Intel Mac CPUs were always mentioned as underpowered for AI Processing in our System requirements, and this will be even more apparent on stable diffusion models.
@AllMediaLab - can you test if you get artifacts on all AI Processor options in Topaz Photo AI > Preferences > General > AI Processor? Intel Mac CPUs are indeed not ideal and are underpowered for AI Processing. CPU might be the best AI Processor. Let me know.
Hi Mike, CEO Eric reached out to me back in 2007 and I’ve been using and promoting Topaz software since then as a partner, and also volunteer as beta tester. I don’t work for them directly, Dallas is too hot
I see there’s an old paper that discusses some considerations online (at least for video) - wonder what implications for current day sharpening models (if any).
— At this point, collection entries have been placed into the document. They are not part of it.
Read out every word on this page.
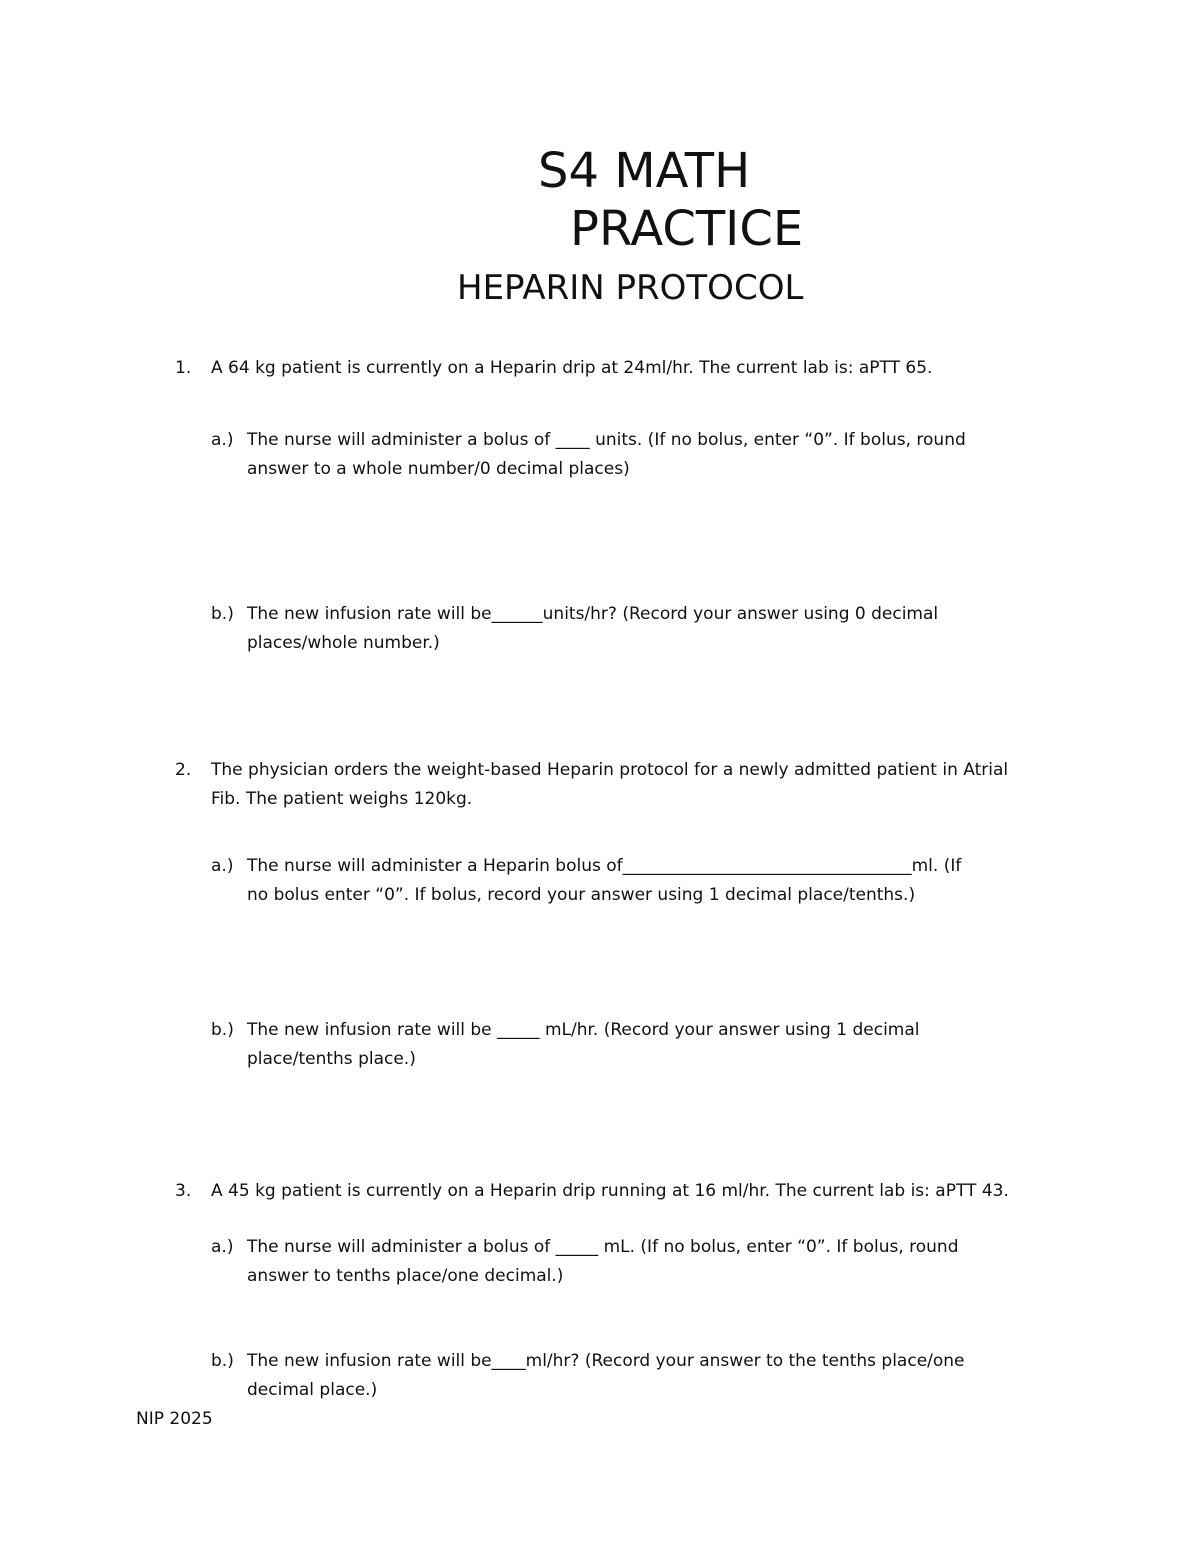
S4 MATH
PRACTICE
HEPARIN PROTOCOL
1. A 64 kg patient is currently on a Heparin drip at 24ml/hr. The current lab is: aPTT 65.
a.) The nurse will administer a bolus of ____ units. (If no bolus, enter “0”. If bolus, round
answer to a whole number/0 decimal places)
b.) The new infusion rate will be______units/hr? (Record your answer using 0 decimal
places/whole number.)
2. The physician orders the weight-based Heparin protocol for a newly admitted patient in Atrial
Fib. The patient weighs 120kg.
a.) The nurse will administer a Heparin bolus of__________________________________ml. (If
no bolus enter “0”. If bolus, record your answer using 1 decimal place/tenths.)
b.) The new infusion rate will be _____ mL/hr. (Record your answer using 1 decimal
place/tenths place.)
3. A 45 kg patient is currently on a Heparin drip running at 16 ml/hr. The current lab is: aPTT 43.
a.) The nurse will administer a bolus of _____ mL. (If no bolus, enter “0”. If bolus, round
answer to tenths place/one decimal.)
b.) The new infusion rate will be____ml/hr? (Record your answer to the tenths place/one
decimal place.)
NIP 2025
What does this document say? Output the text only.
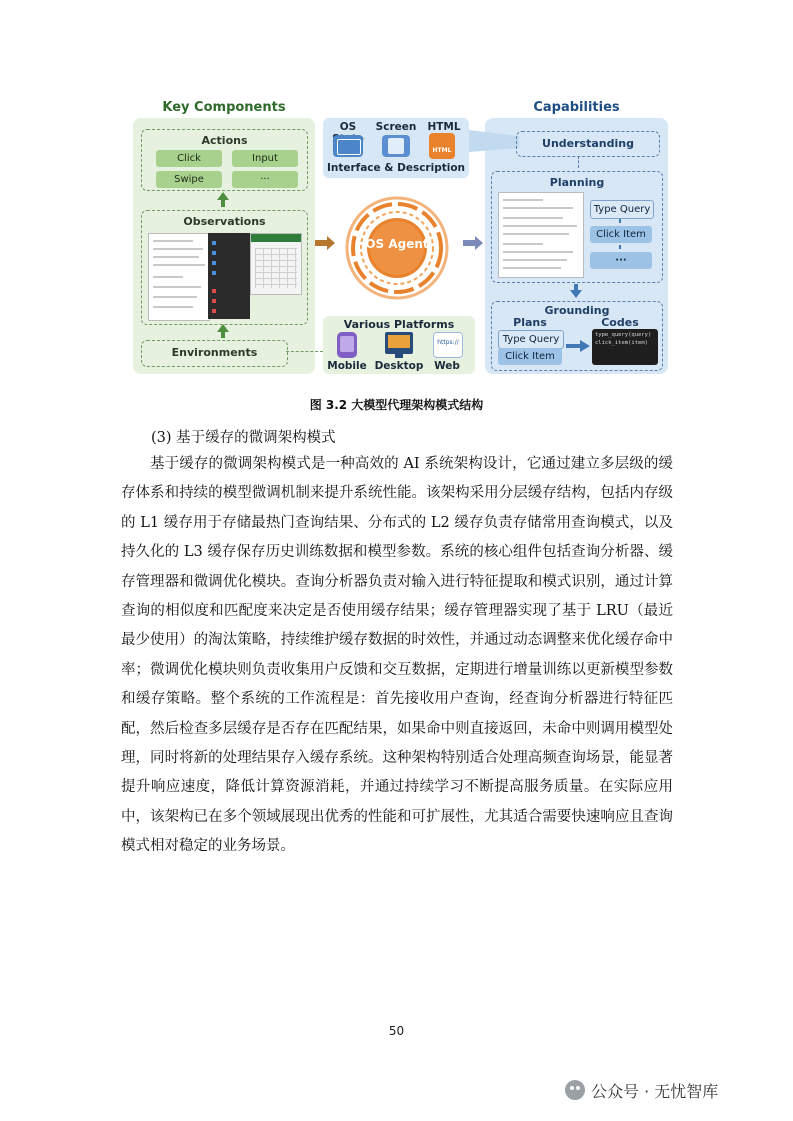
Key Components	Capabilities
Actions
Click	Input
Swipe	···
Observations
Environments
OS	Screen	HTML
HTML
Interface & Description
OS Agent
Various Platforms
https://
Mobile Desktop	Web
Understanding
Planning
Type Query
Click Item
···
Grounding
Plans	Codes
Type Query
Click Item
type_query(query)
click_item(item)
图 3.2 大模型代理架构模式结构
(3) 基于缓存的微调架构模式
基于缓存的微调架构模式是一种高效的 AI 系统架构设计，它通过建立多层级的缓存体系和持续的模型微调机制来提升系统性能。该架构采用分层缓存结构，包括内存级的 L1 缓存用于存储最热门查询结果、分布式的 L2 缓存负责存储常用查询模式，以及持久化的 L3 缓存保存历史训练数据和模型参数。系统的核心组件包括查询分析器、缓存管理器和微调优化模块。查询分析器负责对输入进行特征提取和模式识别，通过计算查询的相似度和匹配度来决定是否使用缓存结果；缓存管理器实现了基于 LRU（最近最少使用）的淘汰策略，持续维护缓存数据的时效性，并通过动态调整来优化缓存命中率；微调优化模块则负责收集用户反馈和交互数据，定期进行增量训练以更新模型参数和缓存策略。整个系统的工作流程是：首先接收用户查询，经查询分析器进行特征匹配，然后检查多层缓存是否存在匹配结果，如果命中则直接返回，未命中则调用模型处理，同时将新的处理结果存入缓存系统。这种架构特别适合处理高频查询场景，能显著提升响应速度，降低计算资源消耗，并通过持续学习不断提高服务质量。在实际应用中，该架构已在多个领域展现出优秀的性能和可扩展性，尤其适合需要快速响应且查询模式相对稳定的业务场景。
50
公众号 · 无忧智库
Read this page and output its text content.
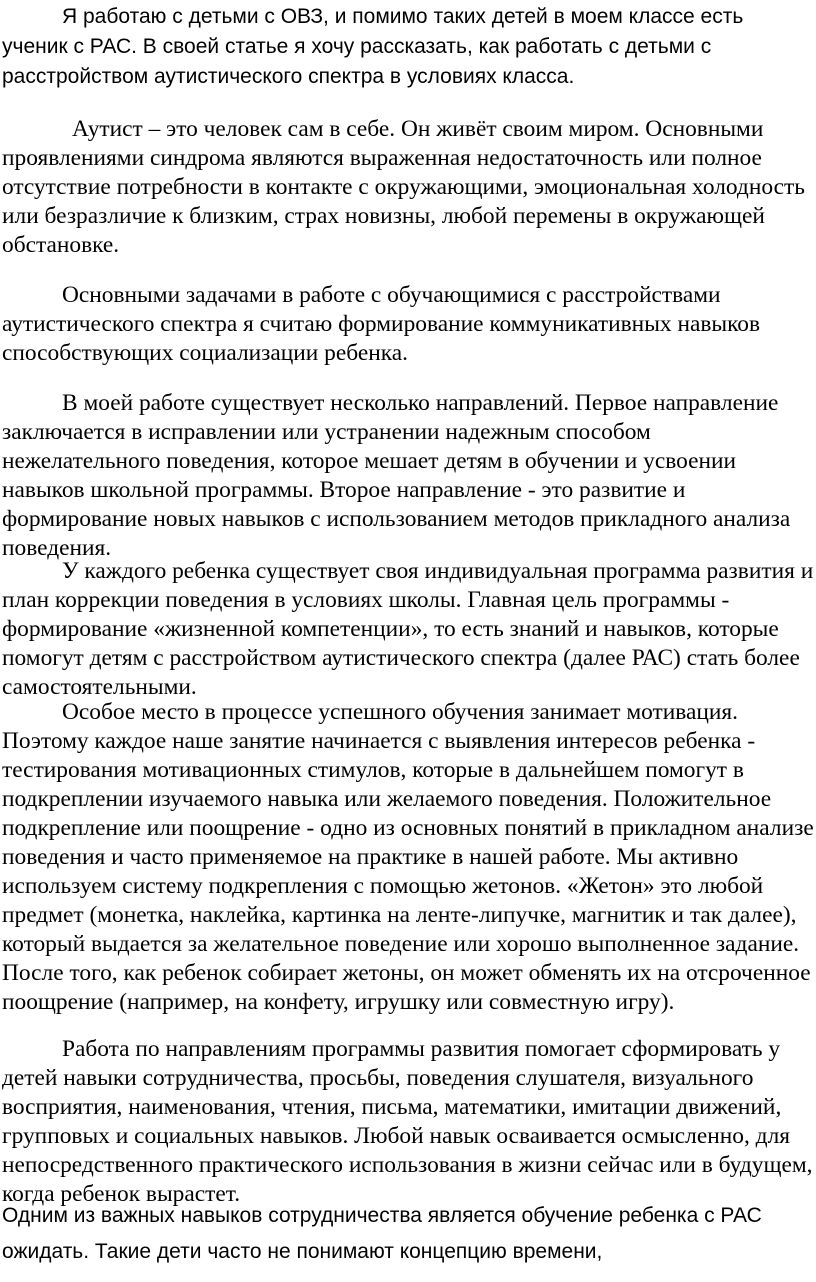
Я работаю с детьми с ОВЗ, и помимо таких детей в моем классе есть ученик с РАС. В своей статье я хочу рассказать, как работать с детьми с расстройством аутистического спектра в условиях класса.

Аутист – это человек сам в себе. Он живёт своим миром. Основными проявлениями синдрома являются выраженная недостаточность или полное отсутствие потребности в контакте с окружающими, эмоциональная холодность или безразличие к близким, страх новизны, любой перемены в окружающей обстановке.

Основными задачами в работе с обучающимися с расстройствами аутистического спектра я считаю формирование коммуникативных навыков способствующих социализации ребенка.

В моей работе существует несколько направлений. Первое направление заключается в исправлении или устранении надежным способом нежелательного поведения, которое мешает детям в обучении и усвоении навыков школьной программы. Второе направление - это развитие и формирование новых навыков с использованием методов прикладного анализа поведения.

У каждого ребенка существует своя индивидуальная программа развития и план коррекции поведения в условиях школы. Главная цель программы - формирование «жизненной компетенции», то есть знаний и навыков, которые помогут детям с расстройством аутистического спектра (далее РАС) стать более самостоятельными.

Особое место в процессе успешного обучения занимает мотивация. Поэтому каждое наше занятие начинается с выявления интересов ребенка - тестирования мотивационных стимулов, которые в дальнейшем помогут в подкреплении изучаемого навыка или желаемого поведения. Положительное подкрепление или поощрение - одно из основных понятий в прикладном анализе поведения и часто применяемое на практике в нашей работе. Мы активно используем систему подкрепления с помощью жетонов. «Жетон» это любой предмет (монетка, наклейка, картинка на ленте-липучке, магнитик и так далее), который выдается за желательное поведение или хорошо выполненное задание. После того, как ребенок собирает жетоны, он может обменять их на отсроченное поощрение (например, на конфету, игрушку или совместную игру).

Работа по направлениям программы развития помогает сформировать у детей навыки сотрудничества, просьбы, поведения слушателя, визуального восприятия, наименования, чтения, письма, математики, имитации движений, групповых и социальных навыков. Любой навык осваивается осмысленно, для непосредственного практического использования в жизни сейчас или в будущем, когда ребенок вырастет.

Одним из важных навыков сотрудничества является обучение ребенка с РАС ожидать. Такие дети часто не понимают концепцию времени,
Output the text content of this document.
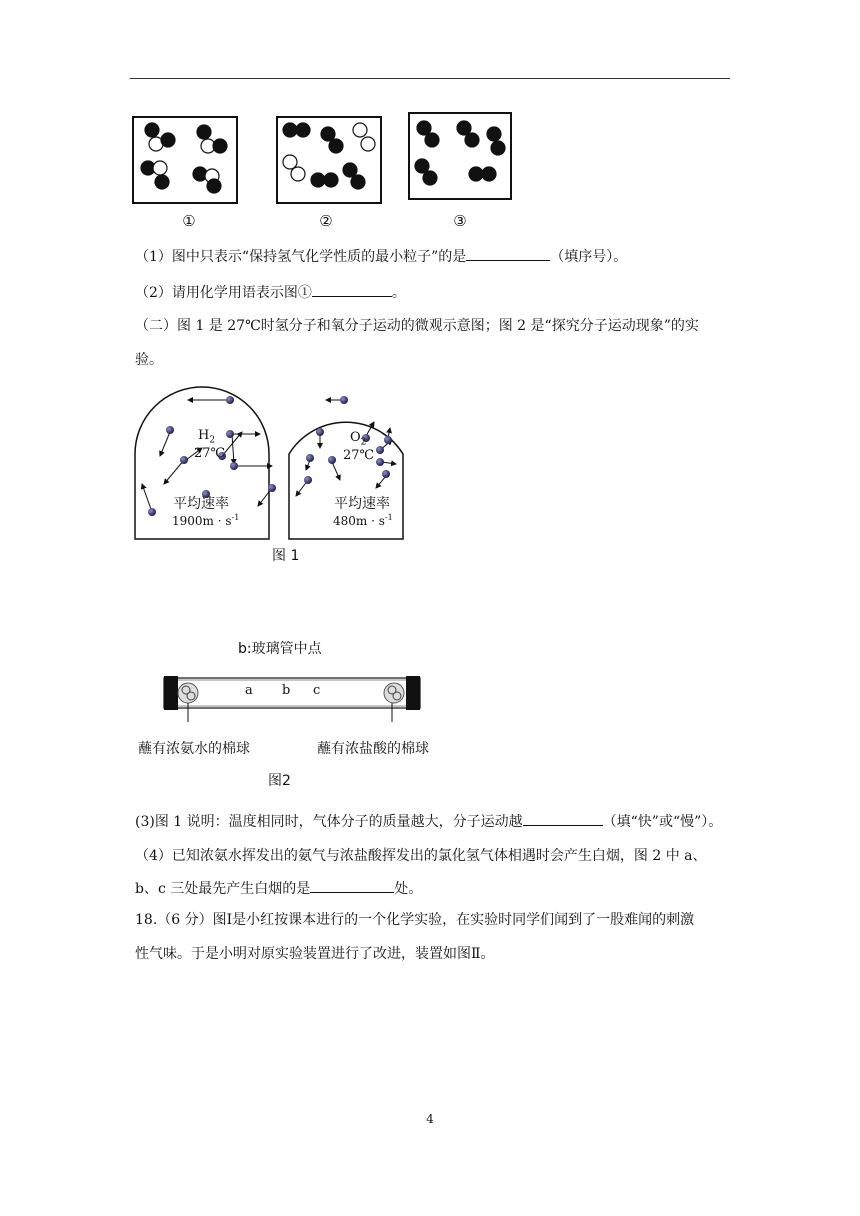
①	②	③
（1）图中只表示“保持氢气化学性质的最小粒子”的是	（填序号）。
（2）请用化学用语表示图①	。
（二）图 1 是 27℃时氢分子和氧分子运动的微观示意图；图 2 是“探究分子运动现象”的实
验。
$H_2$
27℃
平均速率
$1900m \cdot s^{-1}$
$O_2$
27℃
平均速率
$480m \cdot s^{-1}$
图 1
b:玻璃管中点
a b c
蘸有浓氨水的棉球	蘸有浓盐酸的棉球
图2
(3)图 1 说明：温度相同时，气体分子的质量越大，分子运动越	（填“快”或“慢”）。
（4）已知浓氨水挥发出的氨气与浓盐酸挥发出的氯化氢气体相遇时会产生白烟，图 2 中 a、
b、c 三处最先产生白烟的是	处。
18.（6 分）图Ⅰ是小红按课本进行的一个化学实验，在实验时同学们闻到了一股难闻的刺激
性气味。于是小明对原实验装置进行了改进，装置如图Ⅱ。
4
Long range imaging systems that capture video through the atmosphere face a major problem in the form of atmospheric turbulence. This turbulence causes a phenomenon called heat shimmer which appears as a blurring and a wavering geometric distortion of the target scene which limits the effective range of the imaging system.
We explore an image processing approach to mitigating the blurring effect of this distortion by using a blind deconvolution technique to sharpen the video signal and a dynamic illuminance-reflectance correction technique to improve the signal’s contrast. The algorithm is implemented on a Graphics Processing Unit to achieve near real-time performance.